Investigators: Kathleen Rodgers; Stan Louie; Gere diZerega

Cytotoxic chemotherapy has been a primary modality for both solid and hematologic cancers. Despite improving clinical outcomes, chemotherapy-induced toxicities, in particular, myelosuppression continues to be a major clinical challenge.

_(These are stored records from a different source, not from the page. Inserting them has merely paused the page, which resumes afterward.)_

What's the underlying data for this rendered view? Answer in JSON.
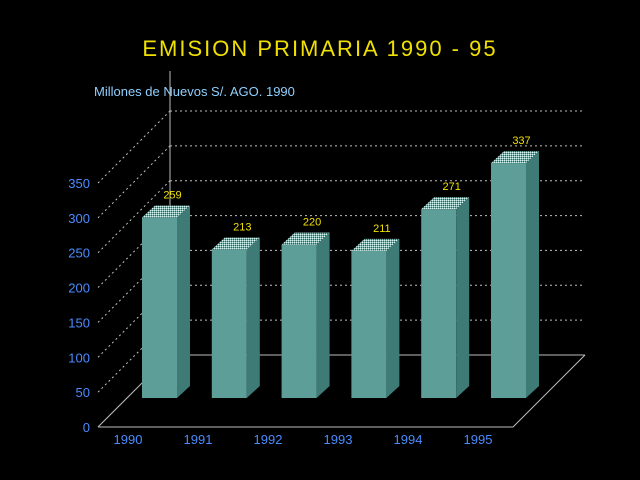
{
  "colors": {
    "background": "#000000",
    "title": "#f0e000",
    "subtitle": "#8fd0ff",
    "axis_text": "#4a8cff",
    "value_label": "#f0e000",
    "bar_front": "#5e9e98",
    "bar_side": "#3e7a76",
    "bar_top": "#9ad6cf",
    "frame": "#bdbdbd"
  },
  "chart_data": {
    "type": "bar",
    "title": "EMISION PRIMARIA 1990 - 95",
    "subtitle": "Millones de Nuevos S/. AGO. 1990",
    "categories": [
      "1990",
      "1991",
      "1992",
      "1993",
      "1994",
      "1995"
    ],
    "values": [
      259,
      213,
      220,
      211,
      271,
      337
    ],
    "ylim": [
      0,
      350
    ],
    "yticks": [
      0,
      50,
      100,
      150,
      200,
      250,
      300,
      350
    ],
    "xlabel": "",
    "ylabel": "",
    "grid": true
  }
}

Drug-induce myelosuppression can affect neutrophils, lymphocytes and platelets individually or a combination of these hematopoietic lineages. The reduction in these cells increases the risk for bacterial, fungal or viral infections that may require immediate and aggressive management. The advent of Neupogen and Epogen with their capability to ameliorate chemotherapy-induced neutropenia and anemia has transformed how chemotherapy-induced myelosuppression is managed. In a Phase I/IIa clinical trial, we have found an active peptide in the renin angiotensin system (RAS), angiotensin (1-7) (A(1-7)), reduced grade 2-4 anemia, thrombocytopenia, and lymphopenia as well as mucositis when compare to controlled patients receiving rhG-CSF alone. In a Phase IIb study, Mas receptor agonist A(1-7) reduced the incidence and severity of thrombocytopenia in subjects receiving a combination of gemcitabine and platinum for ovarian carcinoma and allowed maintenance of chemotherapy dose density.